Rants, Raves, and Rhetoric v4

Independent Verification of the Truth

Some of my latest work has been in chasing cheaters or “Vista ate my homework” claims. Some background: I work for a project that hosts online classes for 32 of the 35 universities in our system. We have about 125,000 users who have performed at least 100 actions this term. We have had about 50 million hits this semester (over in a couple weeks).
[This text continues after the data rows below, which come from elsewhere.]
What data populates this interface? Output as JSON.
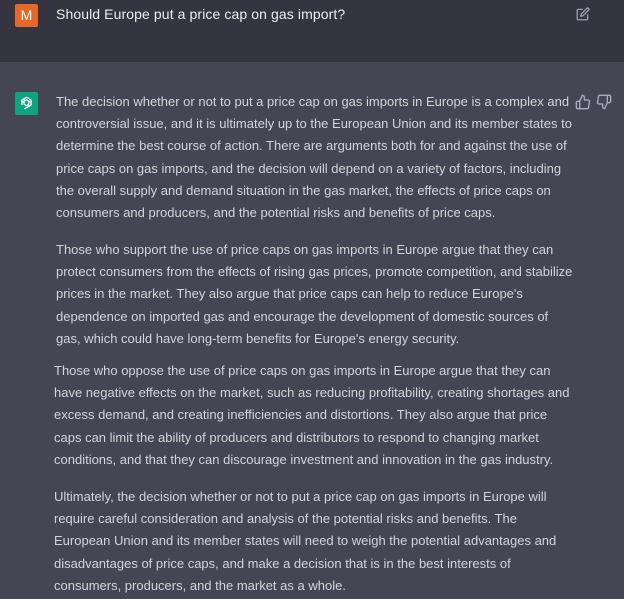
{
  "user_message": {
    "avatar_letter": "M",
    "text": "Should Europe put a price cap on gas import?",
    "avatar_color": "#e4692a"
  },
  "assistant_message": {
    "avatar_color": "#10a37f",
    "paragraphs": [
      "The decision whether or not to put a price cap on gas imports in Europe is a complex and controversial issue, and it is ultimately up to the European Union and its member states to determine the best course of action. There are arguments both for and against the use of price caps on gas imports, and the decision will depend on a variety of factors, including the overall supply and demand situation in the gas market, the effects of price caps on consumers and producers, and the potential risks and benefits of price caps.",
      "Those who support the use of price caps on gas imports in Europe argue that they can protect consumers from the effects of rising gas prices, promote competition, and stabilize prices in the market. They also argue that price caps can help to reduce Europe's dependence on imported gas and encourage the development of domestic sources of gas, which could have long-term benefits for Europe's energy security.",
      "Those who oppose the use of price caps on gas imports in Europe argue that they can have negative effects on the market, such as reducing profitability, creating shortages and excess demand, and creating inefficiencies and distortions. They also argue that price caps can limit the ability of producers and distributors to respond to changing market conditions, and that they can discourage investment and innovation in the gas industry.",
      "Ultimately, the decision whether or not to put a price cap on gas imports in Europe will require careful consideration and analysis of the potential risks and benefits. The European Union and its member states will need to weigh the potential advantages and disadvantages of price caps, and make a decision that is in the best interests of consumers, producers, and the market as a whole."
    ]
  },
  "icons": {
    "edit": "edit-icon",
    "thumbs_up": "thumbs-up-icon",
    "thumbs_down": "thumbs-down-icon",
    "assistant_logo": "openai-logo-icon"
  },
  "colors": {
    "user_row_bg": "#343541",
    "assistant_row_bg": "#444654",
    "text": "#d1d5db"
  }
}
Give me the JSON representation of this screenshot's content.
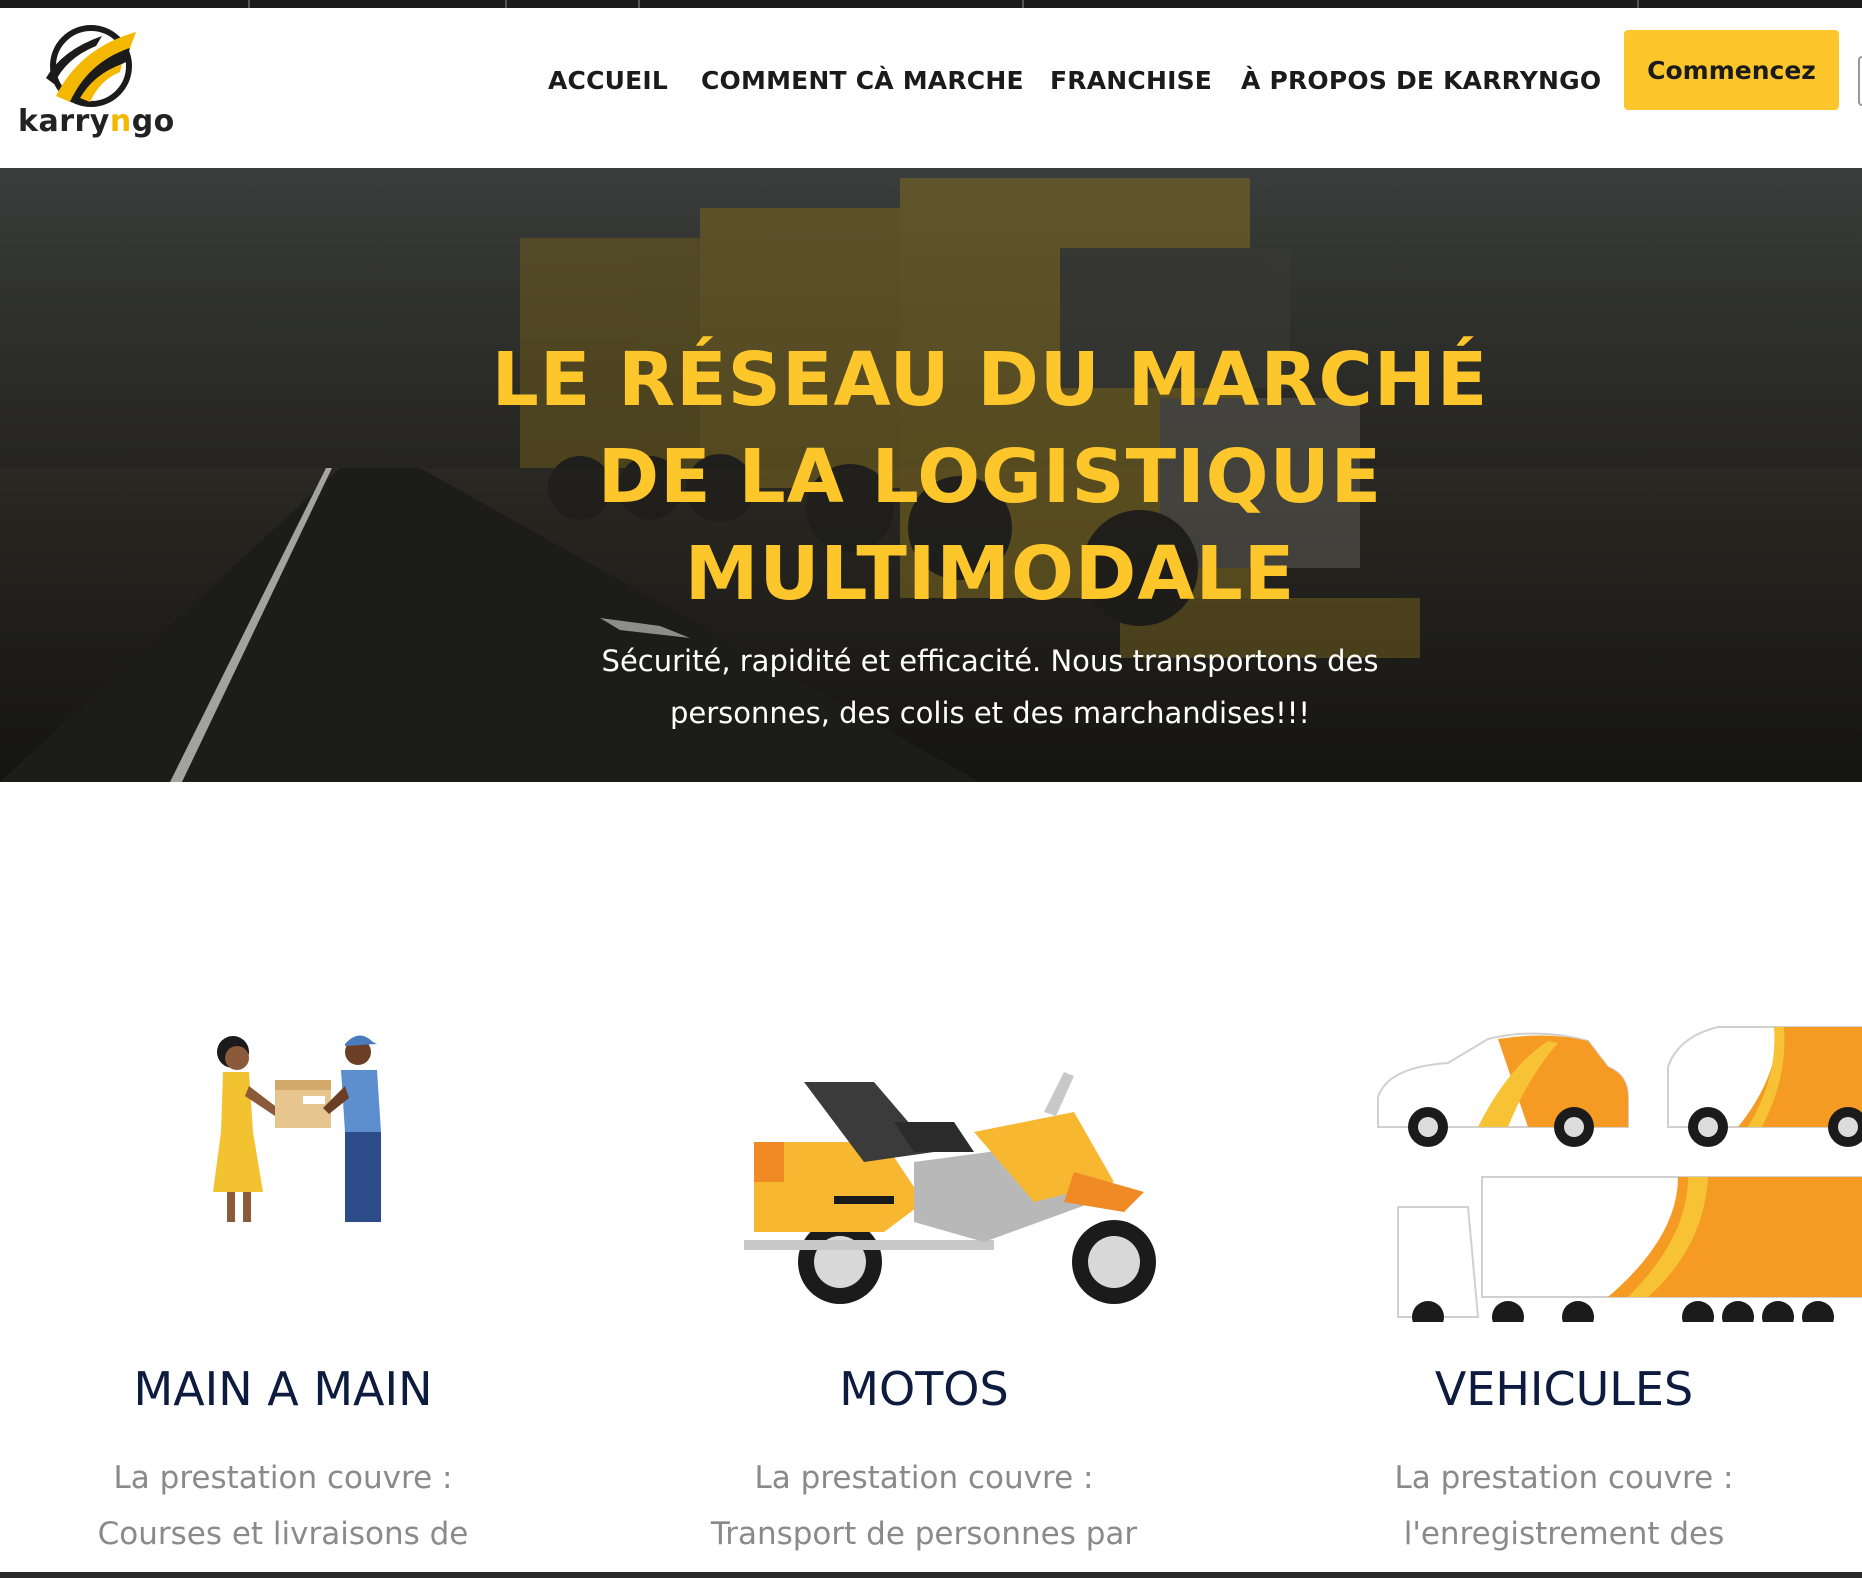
{
  "brand": {
    "logo_text_prefix": "karry",
    "logo_text_accent": "n",
    "logo_text_suffix": "go",
    "accent_color": "#fdc72c"
  },
  "nav": {
    "items": [
      {
        "label": "ACCUEIL"
      },
      {
        "label": "COMMENT CÀ MARCHE"
      },
      {
        "label": "FRANCHISE"
      },
      {
        "label": "À PROPOS DE KARRYNGO"
      }
    ],
    "cta_label": "Commencez"
  },
  "hero": {
    "title_line1": "LE RÉSEAU DU MARCHÉ",
    "title_line2": "DE LA LOGISTIQUE",
    "title_line3": "MULTIMODALE",
    "subtitle_line1": "Sécurité, rapidité et efficacité. Nous transportons des",
    "subtitle_line2": "personnes, des colis et des marchandises!!!",
    "background": "truck-on-highway-photo"
  },
  "services": [
    {
      "icon": "hand-to-hand-delivery-icon",
      "title": "MAIN A MAIN",
      "text_line1": "La prestation couvre :",
      "text_line2": "Courses et livraisons de"
    },
    {
      "icon": "motorcycle-icon",
      "title": "MOTOS",
      "text_line1": "La prestation couvre :",
      "text_line2": "Transport de personnes par"
    },
    {
      "icon": "vehicles-fleet-icon",
      "title": "VEHICULES",
      "text_line1": "La prestation couvre :",
      "text_line2": "l'enregistrement des"
    }
  ]
}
  1. Chat cheater? An instructor for a class was told by a student someone asked him a question while he was taking the final exam. So the instructor wanted the log of the chat which the application doesn’t have (it does for another chat, but that chat is part of the class this other chat isn’t part of the class). So I spent about 11 hours of work time digging through logs and running SQL to determine that out of about 1,000 active users, no one else on the site was working on an exam AND saw hits for certain images associated with the chat client. He did, but no one else. I then determined that another 2 hours to determine that a classmate in another class was using chat at that time period. So I am reasonably certain there wasn’t any cheating happening.
  2. Vulnerability There is a documented vulnerability in which someone can get the answers to an assessment (quiz, test, exam) by some creative use of URLs. Our vendor kindly provided a Perl script to scan our logs for this. I wrote a script to automate running this daily. Only the script hits our systems so hard it causes at least one of the 50 nodes to go unresponsive (just before 7am). I need to make it “nice”.
  3. Deleted File A campus opened a ticket because they were concerned a file disappeared from the current class and was also missing from the Fall version of that class. After about 9 hours of digging, I did find that the person who opened the ticket deleted the file in August of last year (about 4 days after the start of their Fall term). Doh!
  4. Framing the frame A computer lab on a campus is having issues with our system in that when the students go there to take a quiz, a portion of the window, the part which tells them how much time is left is blank. No, they can see the questions and which one s they have answered. Its only the little JavaScript which counts how much time they have that is missing. So, I spent about 7 hours digging through LiveHTTPHeaders and logs to show that their computers correctly requested the data from our servers and received our servers’ response. It works on the same quiz in other computers on their campus, so its something with how that lab is configured. However, the people running the lab are resistant to changing or troubleshooting the problem.